Chapter Twenty-Two
Colton
The cellars beneath the Mayfair Hotel hadn’t seen legitimate wine storage in decades. Now they housed a different kind of commodity exchange, one that made my skin crawl despite years of corporate law desensitizing me to human greed. The vaulted chambers had been converted into a series of elegant viewing rooms, with white-gloved waiters circulating among Europe’s upper-class as if this were just another Sotheby’s auction.
I checked my earpiece discreetly. Steele’s voice came through, clear and tense. “I’ve hacked into their surveillance system. Seven exits total. Main stairs, service corridor, three maintenance tunnels that haven’t been used since the war, and two newer escape routes installed by our gracious hosts.” He was monitoring remotely from a secure location, coordinating our extraction while I worked the inside with Isabella. “They’re organized. This was a mistake. I shouldn’t have agreed to this.”
“Your contacts got us in,” I murmured, accepting a glass of scotch from a passing waiter, using the movement to scan the room again. “Without you—”
“Without me, my family stays safe.” The mention of Ashlynn and their daughter made his voice tighten. But he didn’t abandon us. Couldn’t, when we needed his expertise. “Just...watch her. These people, they’re not like the collectors I used to steal from. They don’t just want things. They want power.”
I tracked Isabella’s movement through the crowd, her form-fitting eggplant dress made my hands itch to touch her again. She played her role perfectly—the bored art expert accompanying a potential buyer, letting the other bidders dismiss her as mere decoration while she gathered intelligence.
“Your girl’s good,” Steele said through the earpiece. “Knows exactly how to make them underestimate her.”
“She’s not my—” But the protest died as she glanced my way. Even across the room, I could feel the heat of her stare. Could still taste her on my lips from that desperate encounter in the library we hadn’t talked about yet.
“Right.” Steele’s condescending tone made me want to crush the earpiece. “Keep telling yourself that.”
Watching Isabella work the room tonight, remembering how she’d felt in my arms...my defenses were crumbling despite my best efforts.
“The next lot will be of particular interest,” the auctioneer announced. “A recently acquired collection from Eastern Europe.” The code was easy to decipher; this was merchandise that should never be sold.
Isabella drifted closer to the stage, every movement calculated to draw attention while she observed. The dress accentuated her cleavage in a way that made my mouth go dry, but it was the fierce intelligence in her eyes that truly captivated me. Even here, surrounded by monsters, she burned with purpose.
“Incoming,” Steele warned in my ear. “Your ten o’clock. Rodger brought friends.”
I turned slightly, catching Rodger Ross’s entrance in my peripheral vision. He wore his usual suit and crooked smile, but the men flanking him, their eyes sweeping the room, weren’t any that I recognized.
“Not bank security,” I noted quietly.
“Private contractors.” Steele’s voice was grim. “Probably ex-Spetsnaz.”
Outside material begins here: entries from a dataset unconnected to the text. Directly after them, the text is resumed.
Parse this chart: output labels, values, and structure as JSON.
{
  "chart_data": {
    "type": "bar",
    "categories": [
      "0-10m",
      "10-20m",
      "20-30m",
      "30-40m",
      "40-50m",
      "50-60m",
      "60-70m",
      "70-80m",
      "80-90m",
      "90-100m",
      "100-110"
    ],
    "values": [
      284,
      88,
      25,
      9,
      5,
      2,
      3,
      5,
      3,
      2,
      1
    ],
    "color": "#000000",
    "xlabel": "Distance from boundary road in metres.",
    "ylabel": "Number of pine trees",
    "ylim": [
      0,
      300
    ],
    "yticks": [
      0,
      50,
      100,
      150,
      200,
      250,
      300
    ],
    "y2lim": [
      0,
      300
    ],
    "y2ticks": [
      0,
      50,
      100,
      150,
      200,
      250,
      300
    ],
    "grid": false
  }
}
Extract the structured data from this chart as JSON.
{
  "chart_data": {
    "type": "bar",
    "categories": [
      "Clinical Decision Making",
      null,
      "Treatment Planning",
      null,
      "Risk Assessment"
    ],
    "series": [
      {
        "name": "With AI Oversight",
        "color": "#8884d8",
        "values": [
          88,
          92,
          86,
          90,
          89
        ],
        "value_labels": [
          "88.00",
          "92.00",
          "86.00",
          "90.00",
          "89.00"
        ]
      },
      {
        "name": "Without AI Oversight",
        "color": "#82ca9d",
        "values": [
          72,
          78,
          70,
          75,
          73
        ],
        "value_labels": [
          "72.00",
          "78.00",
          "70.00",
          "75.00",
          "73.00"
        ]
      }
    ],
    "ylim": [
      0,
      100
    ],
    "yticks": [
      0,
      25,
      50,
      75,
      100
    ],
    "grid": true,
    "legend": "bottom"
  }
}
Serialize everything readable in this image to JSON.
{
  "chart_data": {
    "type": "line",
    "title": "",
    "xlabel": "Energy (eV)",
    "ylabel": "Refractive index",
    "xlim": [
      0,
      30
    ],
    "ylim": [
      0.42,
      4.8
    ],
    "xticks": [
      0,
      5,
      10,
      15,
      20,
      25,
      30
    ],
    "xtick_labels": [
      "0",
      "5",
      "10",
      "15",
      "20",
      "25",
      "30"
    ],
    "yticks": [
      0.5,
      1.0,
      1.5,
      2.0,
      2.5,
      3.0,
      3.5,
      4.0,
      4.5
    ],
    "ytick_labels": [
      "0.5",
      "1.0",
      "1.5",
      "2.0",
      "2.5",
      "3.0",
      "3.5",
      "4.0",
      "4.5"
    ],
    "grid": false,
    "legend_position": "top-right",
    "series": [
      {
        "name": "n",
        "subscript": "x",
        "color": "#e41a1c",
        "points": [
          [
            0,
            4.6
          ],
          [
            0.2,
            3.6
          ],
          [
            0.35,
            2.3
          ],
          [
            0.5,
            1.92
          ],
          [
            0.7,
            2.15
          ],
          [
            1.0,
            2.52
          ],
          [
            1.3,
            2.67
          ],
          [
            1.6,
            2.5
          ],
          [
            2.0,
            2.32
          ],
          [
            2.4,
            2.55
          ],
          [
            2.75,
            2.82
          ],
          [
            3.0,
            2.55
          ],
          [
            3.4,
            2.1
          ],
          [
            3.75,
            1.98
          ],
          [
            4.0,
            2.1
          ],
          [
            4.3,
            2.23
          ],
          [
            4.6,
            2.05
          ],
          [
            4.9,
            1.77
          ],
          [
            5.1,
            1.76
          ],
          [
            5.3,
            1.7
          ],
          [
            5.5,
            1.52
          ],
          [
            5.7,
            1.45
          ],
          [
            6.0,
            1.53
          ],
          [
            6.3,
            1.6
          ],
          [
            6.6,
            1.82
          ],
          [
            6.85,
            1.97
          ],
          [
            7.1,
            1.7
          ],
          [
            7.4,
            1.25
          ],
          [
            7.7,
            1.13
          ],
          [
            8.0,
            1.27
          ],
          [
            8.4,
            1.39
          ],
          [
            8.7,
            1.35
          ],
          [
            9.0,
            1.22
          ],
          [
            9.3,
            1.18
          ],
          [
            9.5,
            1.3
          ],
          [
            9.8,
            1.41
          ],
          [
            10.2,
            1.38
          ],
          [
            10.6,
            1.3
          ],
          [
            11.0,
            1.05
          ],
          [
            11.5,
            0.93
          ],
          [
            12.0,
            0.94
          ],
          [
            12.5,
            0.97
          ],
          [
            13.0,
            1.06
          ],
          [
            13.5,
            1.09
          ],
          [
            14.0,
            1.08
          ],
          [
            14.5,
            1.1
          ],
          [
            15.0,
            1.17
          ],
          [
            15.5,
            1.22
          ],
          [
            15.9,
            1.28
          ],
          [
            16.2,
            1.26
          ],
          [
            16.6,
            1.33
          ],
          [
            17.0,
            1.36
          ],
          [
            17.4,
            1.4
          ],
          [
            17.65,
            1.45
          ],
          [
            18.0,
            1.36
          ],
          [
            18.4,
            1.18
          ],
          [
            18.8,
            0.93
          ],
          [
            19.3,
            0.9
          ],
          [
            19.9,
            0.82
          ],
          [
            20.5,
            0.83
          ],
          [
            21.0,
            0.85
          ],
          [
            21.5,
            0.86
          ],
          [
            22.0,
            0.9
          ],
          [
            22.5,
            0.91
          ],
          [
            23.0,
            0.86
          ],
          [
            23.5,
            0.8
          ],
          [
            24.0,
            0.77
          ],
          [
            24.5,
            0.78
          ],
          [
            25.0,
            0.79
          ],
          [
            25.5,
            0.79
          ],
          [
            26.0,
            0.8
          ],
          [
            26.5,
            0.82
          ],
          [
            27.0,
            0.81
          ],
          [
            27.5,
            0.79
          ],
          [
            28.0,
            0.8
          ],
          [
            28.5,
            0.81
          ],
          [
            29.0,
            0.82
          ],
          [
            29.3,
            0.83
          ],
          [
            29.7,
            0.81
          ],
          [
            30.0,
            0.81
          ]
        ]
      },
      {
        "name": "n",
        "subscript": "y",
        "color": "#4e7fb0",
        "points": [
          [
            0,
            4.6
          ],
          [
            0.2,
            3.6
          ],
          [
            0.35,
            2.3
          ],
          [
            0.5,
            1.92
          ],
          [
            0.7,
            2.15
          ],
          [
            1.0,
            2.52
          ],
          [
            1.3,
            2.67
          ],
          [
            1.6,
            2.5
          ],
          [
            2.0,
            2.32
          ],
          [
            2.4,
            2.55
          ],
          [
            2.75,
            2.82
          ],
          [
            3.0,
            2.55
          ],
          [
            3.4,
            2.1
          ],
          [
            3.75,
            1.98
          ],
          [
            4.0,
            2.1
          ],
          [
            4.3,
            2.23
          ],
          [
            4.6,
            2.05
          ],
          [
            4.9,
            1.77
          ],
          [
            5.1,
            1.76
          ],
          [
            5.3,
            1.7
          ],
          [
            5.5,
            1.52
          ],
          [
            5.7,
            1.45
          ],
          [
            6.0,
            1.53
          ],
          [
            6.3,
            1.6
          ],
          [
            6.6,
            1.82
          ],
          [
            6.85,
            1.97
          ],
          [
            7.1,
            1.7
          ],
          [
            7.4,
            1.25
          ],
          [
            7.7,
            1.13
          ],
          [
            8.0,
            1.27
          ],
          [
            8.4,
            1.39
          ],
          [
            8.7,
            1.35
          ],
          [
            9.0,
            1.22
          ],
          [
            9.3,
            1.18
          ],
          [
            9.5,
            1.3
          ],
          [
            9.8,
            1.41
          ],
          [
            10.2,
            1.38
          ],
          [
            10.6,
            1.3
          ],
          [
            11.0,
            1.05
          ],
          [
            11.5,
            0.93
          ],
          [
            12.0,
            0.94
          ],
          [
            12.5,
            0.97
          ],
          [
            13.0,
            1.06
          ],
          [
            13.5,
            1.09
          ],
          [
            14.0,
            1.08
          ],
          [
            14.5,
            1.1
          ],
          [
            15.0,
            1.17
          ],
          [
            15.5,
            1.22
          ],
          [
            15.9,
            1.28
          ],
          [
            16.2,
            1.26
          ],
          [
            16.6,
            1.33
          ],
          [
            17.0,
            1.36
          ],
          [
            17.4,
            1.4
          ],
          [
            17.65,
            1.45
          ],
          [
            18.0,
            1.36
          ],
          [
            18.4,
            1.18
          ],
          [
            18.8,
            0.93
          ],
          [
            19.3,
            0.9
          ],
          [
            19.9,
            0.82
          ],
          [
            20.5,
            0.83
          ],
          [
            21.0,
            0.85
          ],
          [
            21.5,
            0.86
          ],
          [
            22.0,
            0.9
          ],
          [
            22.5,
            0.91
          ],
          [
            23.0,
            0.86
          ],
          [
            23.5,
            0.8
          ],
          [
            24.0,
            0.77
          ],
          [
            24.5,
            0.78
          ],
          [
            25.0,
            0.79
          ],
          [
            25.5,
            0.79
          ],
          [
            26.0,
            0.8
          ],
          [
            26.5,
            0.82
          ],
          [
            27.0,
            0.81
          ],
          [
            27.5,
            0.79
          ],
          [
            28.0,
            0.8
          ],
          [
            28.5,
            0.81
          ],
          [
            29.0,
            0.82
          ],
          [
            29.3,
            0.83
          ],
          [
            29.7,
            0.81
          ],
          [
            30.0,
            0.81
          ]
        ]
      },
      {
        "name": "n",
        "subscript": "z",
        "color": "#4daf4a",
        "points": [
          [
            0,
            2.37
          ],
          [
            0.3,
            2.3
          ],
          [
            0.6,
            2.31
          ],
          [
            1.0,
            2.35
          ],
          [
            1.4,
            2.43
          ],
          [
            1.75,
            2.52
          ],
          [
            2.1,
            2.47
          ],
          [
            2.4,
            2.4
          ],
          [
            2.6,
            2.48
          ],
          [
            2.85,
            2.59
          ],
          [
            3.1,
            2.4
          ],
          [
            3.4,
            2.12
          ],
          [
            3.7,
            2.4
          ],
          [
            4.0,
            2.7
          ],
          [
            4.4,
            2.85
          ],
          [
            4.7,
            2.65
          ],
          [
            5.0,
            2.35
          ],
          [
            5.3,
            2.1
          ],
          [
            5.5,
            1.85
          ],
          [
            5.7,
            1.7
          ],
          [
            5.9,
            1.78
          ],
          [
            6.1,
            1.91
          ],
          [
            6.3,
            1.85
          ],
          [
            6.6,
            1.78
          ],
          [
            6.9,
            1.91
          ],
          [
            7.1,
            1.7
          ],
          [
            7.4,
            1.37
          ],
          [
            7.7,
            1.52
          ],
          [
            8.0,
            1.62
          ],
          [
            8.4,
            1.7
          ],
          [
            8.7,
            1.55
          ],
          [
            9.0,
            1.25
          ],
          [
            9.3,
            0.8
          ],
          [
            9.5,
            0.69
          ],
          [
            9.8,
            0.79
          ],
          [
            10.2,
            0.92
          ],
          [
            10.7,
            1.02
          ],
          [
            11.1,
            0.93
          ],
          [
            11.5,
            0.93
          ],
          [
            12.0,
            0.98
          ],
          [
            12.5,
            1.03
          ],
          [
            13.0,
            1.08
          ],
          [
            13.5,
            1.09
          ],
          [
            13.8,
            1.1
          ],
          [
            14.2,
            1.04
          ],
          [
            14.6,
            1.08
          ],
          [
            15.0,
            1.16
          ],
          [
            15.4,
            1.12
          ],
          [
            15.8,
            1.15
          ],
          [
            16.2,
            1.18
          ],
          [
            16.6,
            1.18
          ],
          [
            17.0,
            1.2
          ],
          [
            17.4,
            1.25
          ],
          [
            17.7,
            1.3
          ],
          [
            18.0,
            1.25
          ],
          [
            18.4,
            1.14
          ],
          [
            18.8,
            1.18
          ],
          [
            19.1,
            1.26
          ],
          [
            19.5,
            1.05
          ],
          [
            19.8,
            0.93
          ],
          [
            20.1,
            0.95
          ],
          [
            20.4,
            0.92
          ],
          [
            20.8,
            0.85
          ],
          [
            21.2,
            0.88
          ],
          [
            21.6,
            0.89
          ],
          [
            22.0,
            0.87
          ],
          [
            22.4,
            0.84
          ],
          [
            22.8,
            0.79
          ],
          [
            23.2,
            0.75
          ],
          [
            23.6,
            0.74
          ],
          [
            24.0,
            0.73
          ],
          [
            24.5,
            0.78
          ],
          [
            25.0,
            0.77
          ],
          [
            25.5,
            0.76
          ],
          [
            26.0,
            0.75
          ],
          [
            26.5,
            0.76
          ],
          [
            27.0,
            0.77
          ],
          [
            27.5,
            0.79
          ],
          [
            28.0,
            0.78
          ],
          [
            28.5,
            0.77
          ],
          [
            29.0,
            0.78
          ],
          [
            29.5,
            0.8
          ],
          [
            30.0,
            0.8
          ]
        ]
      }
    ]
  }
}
Perfect. Just what we needed, Russian special forces alumni providing security for our corrupt board member.
Isabella appeared at my elbow, her hand sliding up my arm in a gesture that looked intimate to observers but let her whisper: “The manifests on display, they’re not just from Devereux. I recognize documentation styles from at least three other major banks.”
Her soft perfume filled my senses, making it hard to focus. This close, I could see where the dress dipped low on her back, revealing skin I’d touched in the Ashworth library. Could feel the heat of her through my suit jacket.
“How many banks?” I asked, relaying the question from Steele through my earpiece.
“At least six.” Isabella’s fingers tightened on my arm. “All top-tier financial institutions. The shipping routes, the paperwork—they’re all using the same system. The same cover.”
The implications hit like a physical blow. This wasn’t just one bank’s corruption. This was an entire network of financial institutions, all facilitating human trafficking.
“Ladies and gentlemen.” The auctioneer’s voice cut through my racing thoughts. “Our next lot requires special clearance. Please have your credentials ready.”
Isabella’s hand slid down to grip mine. “The documentation room. While everyone’s distracted.”
She was right, this was our chance to gather proof while attention was focused elsewhere. But the thought of her anywhere near those files, those records of horror…
“I’ll go,” I said quietly. “You can—”
“I’m the art expert, remember?” she finished. “I still need to access those records.”
She was right, damn her. But letting her walk into danger went against every protective instinct I’d developed.
“Five minutes,” Steele instructed through the earpiece. “My team will create a distraction if you’re not back by then. But the moment either of you senses something wrong, get out.”